Diversifying partnerships through a strategic second source approach allows businesses to spread their dependencies. This not only helps them minimize and mitigate potential risks but also provides a buffer against unforeseen supply chain interruptions, for example queues at foundries for certain technologies and nodes. Moreover, having multiple suppliers in diverse geographical regions can act as an insurance against geopolitical uncertainties, regional foundry availability and unexpected price increases.  

Importance of process node availability

Choosing the right process node is pivotal, defined by its electrical characteristics, the availability of desired devices, and the cost implications of manufacturing. In the subsequent sections, we’ll look at how the AMALIA software suite helps businesses in making informed decisions upfront when considering analog IP migration. 

The benefits of a second source

  1. Risk mitigation: By employing a second sourcing strategy, businesses ensure that product deliveries don’t rely on a single supplier or a supply chain with higher risk profile. This dilution of dependency significantly reduces associated risks.
  2. Supply chain resilience: Second sourcing instills confidence regarding capacity and priority within foundries. Collaborating with a mix of large and smaller foundries offers more flexibility in production, timely deliveries, and the ability to navigate large-scale deals and geopolitical uncertainties

A proactive approach with AMALIA

Being proactive with sourcing begins by identifying critical IP components essential for product functionality and performance. The next steps are: 

  1. Technology Analysis: AMALIA’s Technology Analyzer tool provides a comprehensive comparison of process technologies based on electrical characteristics. This allows for the identification of devices in the target technology that are electrically comparable and more efficient compared to the source IP technology. 
  2. Circuit Porting: AMALIA’s Circuit Porting software translates existing IP design schematics from the source technology and integrates them into the target technology, ensuring that 60-70% of IP blocks meet the required specifications without any design alterations.
  3. Design Verification & Centering: AMALIA’s Design Enabler assists in quickly adjusting circuits to fulfil specific requirements and constraints and helps achieve optimal PPA even if some blocks necessitate design tweaks or architectural changes.
  4. Automated Layout Generation: AMALIA’s Layout Automation tool facilitates the creation of layouts based on existing designs, ensuring accurate device placement and routing while minimizing changes to the existing floor plan and layout

What sets the AMALIA software suite apart is its comprehensive end-to-end nature, covering the entire design flow process and every stage involved. The cumulative speed enhancements at each step leads to significant time and cost savings of at least 40% overall giving businesses an edge in a fiercely competitive market.  

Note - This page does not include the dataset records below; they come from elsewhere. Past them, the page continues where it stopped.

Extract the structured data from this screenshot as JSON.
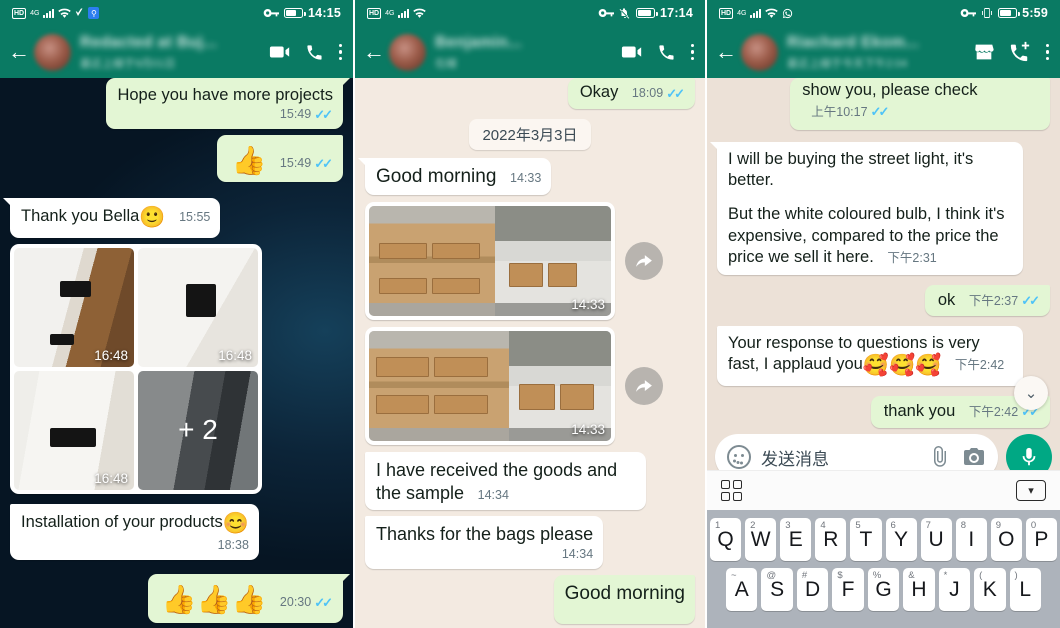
{
  "app": "WhatsApp",
  "panels": [
    {
      "id": "left",
      "status": {
        "time": "14:15",
        "hd": "HD",
        "net": "4G",
        "lock_icon": "key-icon"
      },
      "header": {
        "back_icon": "back-arrow-icon",
        "contact_name": "Redacted at Buj...",
        "contact_sub": "最近上線于9月01日",
        "icons": [
          "video-call-icon",
          "voice-call-icon",
          "overflow-menu-icon"
        ]
      },
      "messages": [
        {
          "dir": "out",
          "text": "Hope you have more projects",
          "time": "15:49",
          "ticks": "✓✓"
        },
        {
          "dir": "out",
          "emoji": "👍",
          "time": "15:49",
          "ticks": "✓✓"
        },
        {
          "dir": "in",
          "text": "Thank you Bella",
          "emoji": "🙂",
          "time": "15:55"
        },
        {
          "dir": "in",
          "type": "image-grid",
          "count_overlay": "+ 2",
          "thumbs": [
            {
              "time": "16:48"
            },
            {
              "time": "16:48"
            },
            {
              "time": "16:48"
            },
            {
              "time": "16:48"
            }
          ]
        },
        {
          "dir": "in",
          "text": "Installation of your products",
          "emoji": "😊",
          "time": "18:38"
        },
        {
          "dir": "out",
          "emoji": "👍👍👍",
          "time": "20:30",
          "ticks": "✓✓"
        }
      ]
    },
    {
      "id": "middle",
      "status": {
        "time": "17:14",
        "hd": "HD",
        "net": "4G",
        "mute_icon": "bell-off-icon",
        "lock_icon": "key-icon"
      },
      "header": {
        "back_icon": "back-arrow-icon",
        "contact_name": "Benjamin...",
        "contact_sub": "在線",
        "icons": [
          "video-call-icon",
          "voice-call-icon",
          "overflow-menu-icon"
        ]
      },
      "messages": [
        {
          "dir": "out",
          "text": "Okay",
          "time": "18:09",
          "ticks": "✓✓"
        },
        {
          "type": "date-divider",
          "label": "2022年3月3日"
        },
        {
          "dir": "in",
          "text": "Good morning",
          "time": "14:33"
        },
        {
          "dir": "in",
          "type": "photo",
          "time": "14:33",
          "forward_icon": "forward-arrow-icon"
        },
        {
          "dir": "in",
          "type": "photo",
          "time": "14:33",
          "forward_icon": "forward-arrow-icon"
        },
        {
          "dir": "in",
          "text": "I have received the goods and the sample",
          "time": "14:34"
        },
        {
          "dir": "in",
          "text": "Thanks for the bags please",
          "time": "14:34"
        },
        {
          "dir": "out",
          "text": "Good morning",
          "time": ""
        }
      ]
    },
    {
      "id": "right",
      "status": {
        "time": "5:59",
        "hd": "HD",
        "net": "4G",
        "whatsapp_icon": "whatsapp-icon",
        "lock_icon": "key-icon",
        "vibrate_icon": "vibrate-icon"
      },
      "header": {
        "back_icon": "back-arrow-icon",
        "contact_name": "Riachard Ekom...",
        "contact_sub": "最近上線于今天下午2:04",
        "icons": [
          "storefront-icon",
          "add-call-icon",
          "overflow-menu-icon"
        ]
      },
      "messages": [
        {
          "dir": "out",
          "text": "show you, please check",
          "time": "上午10:17",
          "ticks": "✓✓"
        },
        {
          "dir": "in",
          "text": "I will be buying the street light, it's better.",
          "text2": "But the white coloured bulb, I think it's expensive, compared to the price the price we sell it here.",
          "time": "下午2:31"
        },
        {
          "dir": "out",
          "text": "ok",
          "time": "下午2:37",
          "ticks": "✓✓"
        },
        {
          "dir": "in",
          "text": "Your response to questions is very fast, I applaud you",
          "emoji": "🥰🥰🥰",
          "time": "下午2:42"
        },
        {
          "dir": "out",
          "text": "thank you",
          "time": "下午2:42",
          "ticks": "✓✓"
        }
      ],
      "composer": {
        "emoji_icon": "smiley-icon",
        "placeholder": "发送消息",
        "attach_icon": "paperclip-icon",
        "camera_icon": "camera-icon",
        "mic_icon": "microphone-icon"
      },
      "scroll_down_icon": "chevron-double-down-icon",
      "keyboard": {
        "grid_icon": "apps-grid-icon",
        "collapse_icon": "collapse-keyboard-icon",
        "row1": [
          {
            "num": "1",
            "letter": "Q"
          },
          {
            "num": "2",
            "letter": "W"
          },
          {
            "num": "3",
            "letter": "E"
          },
          {
            "num": "4",
            "letter": "R"
          },
          {
            "num": "5",
            "letter": "T"
          },
          {
            "num": "6",
            "letter": "Y"
          },
          {
            "num": "7",
            "letter": "U"
          },
          {
            "num": "8",
            "letter": "I"
          },
          {
            "num": "9",
            "letter": "O"
          },
          {
            "num": "0",
            "letter": "P"
          }
        ],
        "row2": [
          {
            "num": "~",
            "letter": "A"
          },
          {
            "num": "@",
            "letter": "S"
          },
          {
            "num": "#",
            "letter": "D"
          },
          {
            "num": "$",
            "letter": "F"
          },
          {
            "num": "%",
            "letter": "G"
          },
          {
            "num": "&",
            "letter": "H"
          },
          {
            "num": "*",
            "letter": "J"
          },
          {
            "num": "(",
            "letter": "K"
          },
          {
            "num": ")",
            "letter": "L"
          }
        ]
      }
    }
  ],
  "colors": {
    "header_green": "#0a7a63",
    "outgoing_bubble": "#e3f6d4",
    "incoming_bubble": "#ffffff",
    "tick_blue": "#4fc3f7",
    "mic_green": "#00a884",
    "cream_bg": "#f3eae1",
    "dark_bg": "#07121f"
  }
}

The semiconductor industry’s current trajectory requires businesses to view second sourcing not just as an option, but as a pivotal strategy. Whether it’s about securing product deliveries, reducing supply chain risks, or navigating uncertain geopolitical influences, a well-structured second source management strategy is indispensable. 

Thalia’s AMALIA software suite is revolutionizing this space, offering a time-efficient, cost-effective solution to analysing multiple potential target technology nodes and migrating critical IP from one technology node to another. Whether you’re interested in individual software tools or the entire suite, AMALIA provides both licensing and commercial SaaS-based solutions to cater to diverse business needs. When preferred, Thalia can also help set up and facilitate the use of the AMALIA software directly on a customer’s own servers and data center, ensuring that the IP remains securely within the customer’s controlled environment.